In past downturns, low commodity prices were often offset by falling input costs or a rebound in export demand. Today, farmers are experiencing a triple bind”: depressed commodity prices, persistently elevated input costs, and high interest rates that have doubled operating loan burden. Even in strong planting years, farmers are delaying input purchases, cutting acres, or trading down to lower-quality inputs. These behaviors reflect both temporary hesitation and systemic cost pressures that are reshaping farm decision-making.

A chart

The structural nature of this downturn is compounded by U.S. agriculture’s slipping competitiveness. Brazil has overtaken the U.S. in corn and soybean exports, and unlike previous cycles, there is little expectation of regaining share simply through price recovery. At the same time, government safety nets have become less reliable. The 2018 Farm Bill was only extended through 2025, creating uncertainty at precisely the moment when net farm income has fallen more than 20 percent since 2022. Farmers are increasingly dependent on ad hoc support payments, which create volatility rather than stability in household finances.

A line graph

For farm families, these structural dynamics translate into profound stress. With profitability squeezed, more farms are relying on off-farm income, taking on debt at higher rates, or deferring capital investments. The consequences ripple beyond balance sheets: delayed decision-making erodes resilience, labor shortages leave fields unplanted, and the weight of financial pressure contributes to worsening mental health outcomes in rural communities.
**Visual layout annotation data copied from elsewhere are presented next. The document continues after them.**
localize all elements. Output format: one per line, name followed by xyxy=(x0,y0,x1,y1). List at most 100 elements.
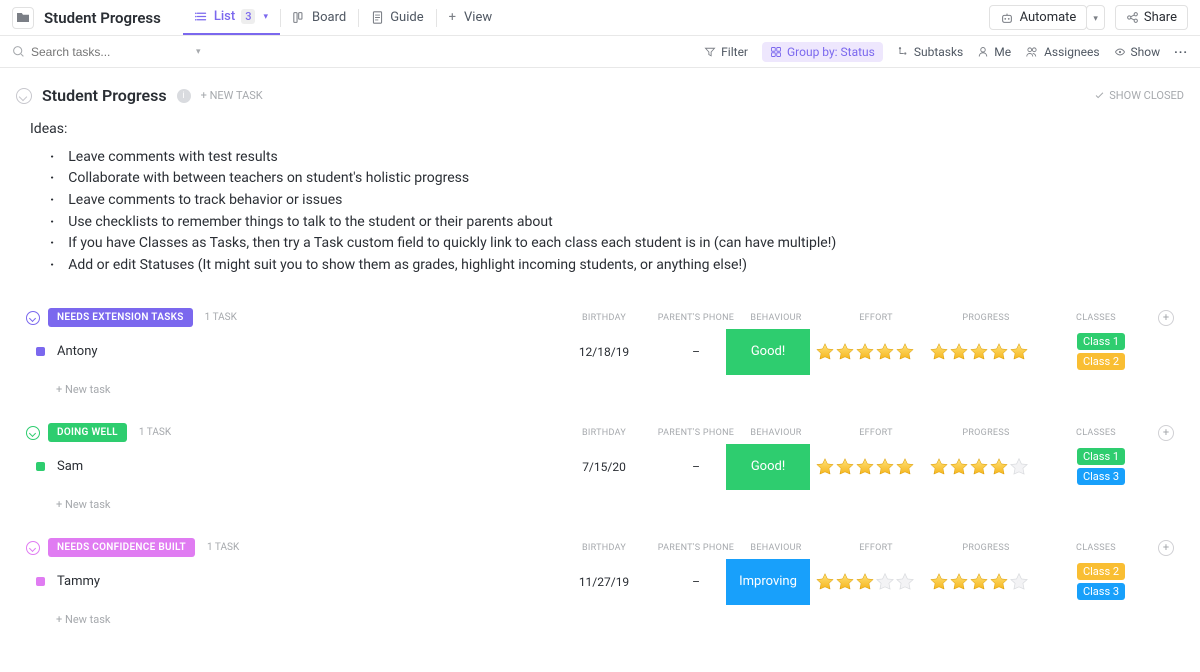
status-square[interactable] xyxy=(36,577,45,586)
person-icon xyxy=(977,46,989,58)
effort-cell[interactable] xyxy=(810,444,920,490)
ideas-item: Leave comments with test results xyxy=(50,147,1184,169)
show-button[interactable]: Show xyxy=(1114,45,1161,59)
assignees-button[interactable]: Assignees xyxy=(1025,45,1099,59)
star-empty-icon xyxy=(875,572,895,592)
tab-board-label: Board xyxy=(312,10,346,25)
automate-button[interactable]: Automate xyxy=(989,5,1088,30)
star-full-icon xyxy=(989,572,1009,592)
collapse-group[interactable] xyxy=(26,541,40,555)
birthday-cell: 12/18/19 xyxy=(564,329,644,375)
star-full-icon xyxy=(969,572,989,592)
class-chip[interactable]: Class 2 xyxy=(1077,353,1125,370)
collapse-list[interactable] xyxy=(16,88,32,104)
filter-button[interactable]: Filter xyxy=(704,45,748,59)
class-chip[interactable]: Class 3 xyxy=(1077,583,1125,600)
task-count: 1 TASK xyxy=(139,427,171,438)
task-name: Sam xyxy=(57,459,83,474)
add-column[interactable]: + xyxy=(1158,310,1174,326)
status-square[interactable] xyxy=(36,347,45,356)
share-button[interactable]: Share xyxy=(1115,5,1188,30)
tab-list-count: 3 xyxy=(241,9,255,24)
ideas-heading: Ideas: xyxy=(30,119,1184,141)
chevron-down-icon[interactable]: ▾ xyxy=(196,47,201,57)
phone-cell: – xyxy=(656,444,736,490)
behaviour-cell[interactable]: Good! xyxy=(726,329,810,375)
star-full-icon xyxy=(969,457,989,477)
new-task-row[interactable]: + New task xyxy=(16,605,1184,626)
search-input[interactable] xyxy=(31,45,141,59)
classes-cell[interactable]: Class 1 Class 2 xyxy=(1046,329,1156,375)
progress-cell[interactable] xyxy=(924,329,1034,375)
star-full-icon xyxy=(835,342,855,362)
tab-board[interactable]: Board xyxy=(281,0,358,35)
status-group: NEEDS CONFIDENCE BUILT 1 TASK BIRTHDAY P… xyxy=(16,537,1184,626)
ideas-item: Add or edit Statuses (It might suit you … xyxy=(50,255,1184,277)
ideas-item: If you have Classes as Tasks, then try a… xyxy=(50,233,1184,255)
birthday-cell: 7/15/20 xyxy=(564,444,644,490)
effort-cell[interactable] xyxy=(810,559,920,605)
tab-list-label: List xyxy=(214,9,235,24)
class-chip[interactable]: Class 1 xyxy=(1077,448,1125,465)
top-bar: Student Progress List 3 ▾ Board Guide + … xyxy=(0,0,1200,36)
class-chip[interactable]: Class 3 xyxy=(1077,468,1125,485)
add-column[interactable]: + xyxy=(1158,540,1174,556)
show-closed[interactable]: SHOW CLOSED xyxy=(1094,89,1184,102)
classes-cell[interactable]: Class 2 Class 3 xyxy=(1046,559,1156,605)
more-button[interactable]: ··· xyxy=(1174,45,1188,59)
page-title: Student Progress xyxy=(44,9,161,27)
collapse-group[interactable] xyxy=(26,426,40,440)
star-full-icon xyxy=(949,572,969,592)
star-full-icon xyxy=(875,342,895,362)
star-full-icon xyxy=(895,342,915,362)
progress-cell[interactable] xyxy=(924,559,1034,605)
collapse-group[interactable] xyxy=(26,311,40,325)
phone-cell: – xyxy=(656,329,736,375)
star-full-icon xyxy=(949,457,969,477)
automate-menu[interactable]: ▾ xyxy=(1086,5,1105,30)
task-row[interactable]: Sam 7/15/20 – Good! Class 1 Class 3 xyxy=(16,444,1184,490)
chevron-down-icon: ▾ xyxy=(263,12,268,22)
task-row[interactable]: Antony 12/18/19 – Good! Class 1Class 2 xyxy=(16,329,1184,375)
class-chip[interactable]: Class 2 xyxy=(1077,563,1125,580)
add-column[interactable]: + xyxy=(1158,425,1174,441)
behaviour-cell[interactable]: Improving xyxy=(726,559,810,605)
info-icon[interactable]: i xyxy=(177,89,191,103)
status-square[interactable] xyxy=(36,462,45,471)
star-empty-icon xyxy=(1009,572,1029,592)
tab-view-add[interactable]: + View xyxy=(437,0,505,35)
new-task-row[interactable]: + New task xyxy=(16,490,1184,511)
behaviour-cell[interactable]: Good! xyxy=(726,444,810,490)
status-pill[interactable]: DOING WELL xyxy=(48,423,127,442)
classes-cell[interactable]: Class 1 Class 3 xyxy=(1046,444,1156,490)
task-row[interactable]: Tammy 11/27/19 – Improving Class 2Class … xyxy=(16,559,1184,605)
star-full-icon xyxy=(989,457,1009,477)
new-task-row[interactable]: + New task xyxy=(16,375,1184,396)
tab-guide-label: Guide xyxy=(390,10,423,25)
tab-guide[interactable]: Guide xyxy=(359,0,435,35)
group-icon xyxy=(770,46,782,58)
star-full-icon xyxy=(895,457,915,477)
star-full-icon xyxy=(929,572,949,592)
status-group: DOING WELL 1 TASK BIRTHDAY PARENT'S PHON… xyxy=(16,422,1184,511)
subtasks-icon xyxy=(897,46,909,58)
star-full-icon xyxy=(969,342,989,362)
ideas-item: Collaborate with between teachers on stu… xyxy=(50,168,1184,190)
progress-cell[interactable] xyxy=(924,444,1034,490)
subtasks-button[interactable]: Subtasks xyxy=(897,45,963,59)
class-chip[interactable]: Class 1 xyxy=(1077,333,1125,350)
star-empty-icon xyxy=(895,572,915,592)
star-full-icon xyxy=(815,572,835,592)
star-full-icon xyxy=(989,342,1009,362)
star-full-icon xyxy=(815,342,835,362)
status-pill[interactable]: NEEDS CONFIDENCE BUILT xyxy=(48,538,195,557)
task-name: Tammy xyxy=(57,574,100,589)
folder-icon[interactable] xyxy=(12,7,34,29)
groupby-button[interactable]: Group by: Status xyxy=(762,42,883,62)
birthday-cell: 11/27/19 xyxy=(564,559,644,605)
status-pill[interactable]: NEEDS EXTENSION TASKS xyxy=(48,308,193,327)
new-task-link[interactable]: + NEW TASK xyxy=(201,89,263,102)
me-button[interactable]: Me xyxy=(977,45,1011,59)
effort-cell[interactable] xyxy=(810,329,920,375)
tab-list[interactable]: List 3 ▾ xyxy=(183,0,280,35)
Joby Young underscored that policy must keep pace with these new structural realities, especially on labor and safety nets. With the passage of the Big Beautiful Bill,” some uncertainty has been reduced, particularly on tax and crop insurance. But the larger forces we identified at the S2G Summit — structural cost pressures, declining competitiveness, and labor constraints — remain firmly in place.

Agriculture Solutions and Innovations

Yet even as the challenges are structural, so too are the solutions. We discussed several innovation pathways that can help reframe U.S. agriculture for the long term:

  • Precision farming and automation can reduce input costs by optimizing application and minimizing waste. The adoption curve for these tools is accelerating, with technologies like see-and-spray” systems showing measurable impact.
     
  • Regenerative agriculture and biofuels offer opportunities to diversify revenue streams and decommoditize production, moving away from reliance on volatile global commodity markets.
     
  • Financing innovations—from cash-flow management tools to crop-linked lending — can provide growers with better liquidity in a high-interest-rate environment.
     
  • Supply chain optimization and domestic sourcing of critical inputs can mitigate some of the vulnerabilities exposed by trade disruptions and regulatory bottlenecks.

While these innovations have promise, Jason Trusley reminded us that growth, measured in total factor productivity, is the only true path forward. What resonated with me most was his recognition that U.S. agriculture has endured more than a decade of flat or declining productivity while global competitors continue to gain ground, and that reversing this trend requires more than scale or efficiency alone. 

A bar chart

Trusley emphasized how critical it is to truly understand growers — their evolving behaviors, risk tolerance, and decision-making processes — and to design innovations and partnerships that meet them where they are. Only by responding to those perspectives can we begin to bend the productivity curve upward and restore long-term vitality to the sector.

I believe the current moment is not a passing storm but a structural reset. For investors, innovators, and policymakers alike, the imperative is to accelerate the tools and systems that allow farmers to adapt, differentiate, and thrive in a fundamentally changed environment. At S2G, our mission is to back those solutions, not only to deliver returns but to strengthen the resilience of America’s farms and the vitality of rural communities that depend on them.